Der Entstehungsprozess zum neuen Höllenauswurf in Albumform vollzog sich erneut in seinem eigenen Aufnahmestudio, so erzählt Marcus im Anschluss.

„Hier haben wir auch schon die letzten Longplayer der Band ausgearbeitet. Der Mix wurde in den Toontrack Music Studios bewerkstelligt. Genauso haben wir es schon beim Vorgänger ,Harvest‘ gemacht, was sehr funktioniert hat. Ich bin mehr als zufrieden mit dem aktuellen Ergebnis. Lieder Aufnehmen ist für uns wirklich eine sehr persönliche Prozedur, die in den Räumen bei mir einfach noch immer am allerbesten funktioniert. Hier haben wir es relativ einfach, verschiedenste Ideen und Arrangements auszuprobieren. Es ist nämlich auch immer wieder eine große musikalische Herausforderung für uns, das Ganze einen Schritt weiter gehen zu lassen. Schließlich wollen wir uns niemals wiederholen. Naglfar soll beziehungsweise muss sich klar weiterentwickeln. Es sollen Barrieren überwunden werden und neue musikalische Felder entdeckt werden. Dennoch soll der ,Kern‘ des Naglfar-Sounds, wie ich es gerne nenne, davon immer unberührt bleiben.“

Und es stellt, wie der Gitarrist, Bassist und Tastenspieler im Weiteren zu erläutern weiß, stets aufs Neue eine sehr große Belohnung für ihn und seine Horde dar, das Erreichen solcherlei Zielsetzung miterleben zu dürfen.

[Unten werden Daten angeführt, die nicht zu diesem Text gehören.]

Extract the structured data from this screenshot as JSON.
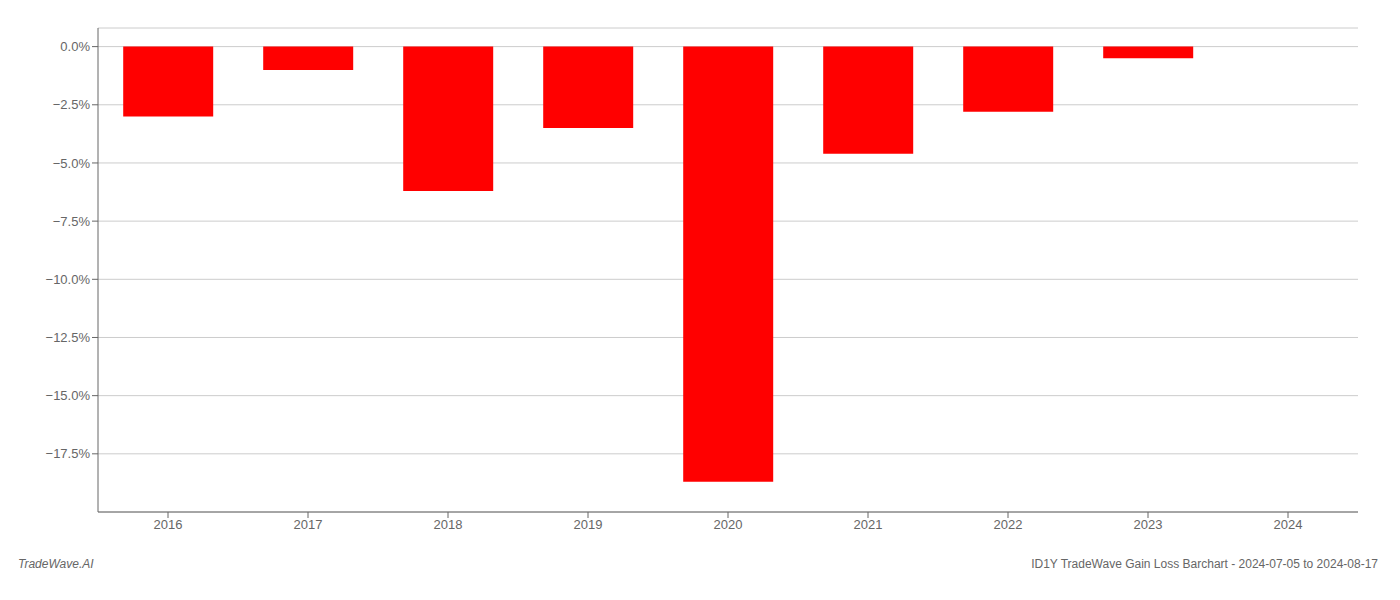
{
  "chart_data": {
    "type": "bar",
    "categories": [
      "2016",
      "2017",
      "2018",
      "2019",
      "2020",
      "2021",
      "2022",
      "2023",
      "2024"
    ],
    "values": [
      -3.0,
      -1.0,
      -6.2,
      -3.5,
      -18.7,
      -4.6,
      -2.8,
      -0.5,
      0.0
    ],
    "color": "#ff0000",
    "ylim": [
      -20.0,
      0.8
    ],
    "yticks": [
      {
        "value": 0.0,
        "label": "0.0%"
      },
      {
        "value": -2.5,
        "label": "−2.5%"
      },
      {
        "value": -5.0,
        "label": "−5.0%"
      },
      {
        "value": -7.5,
        "label": "−7.5%"
      },
      {
        "value": -10.0,
        "label": "−10.0%"
      },
      {
        "value": -12.5,
        "label": "−12.5%"
      },
      {
        "value": -15.0,
        "label": "−15.0%"
      },
      {
        "value": -17.5,
        "label": "−17.5%"
      }
    ],
    "grid": true,
    "annotations": [
      "TradeWave.AI",
      "ID1Y TradeWave Gain Loss Barchart - 2024-07-05 to 2024-08-17"
    ]
  }
}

„Enorm befriedigend gestaltete es sich daher auch, die vielen einzelnen Puzzle-Stücke erfolgreich zu einem Ganzen findig zusammenzufügen. Das allergrößte Glücksgefühl stellte sich jedoch ein, als wir realisierten, dass wir fertig waren mit der ganzen aufwändigen Arbeit. Es ging dem Ganzen eine lange und teils sehr seltsame Reise voraus, um diese Platte fertig zu bekommen. Ich hoffe, die Hörer werden ,Téras‘ gut aufnehmen und sie werden all die harte Arbeit zu schätzen wissen, die nötig war, um die hohe Qualität dieses Monsters überhaupt zu erreichen.“

Noch wortkarger als sonst verhält sich der eigenwillige Kerl dann, als es im Gespräch schließlich an die Songtexte von „Téras“ geht. „Sämtliche Lyriken auf der neuen Veröffentlichung behandeln auf diese oder jene Weise den Tod.“ Sprichts und macht den Mund nicht wieder auf.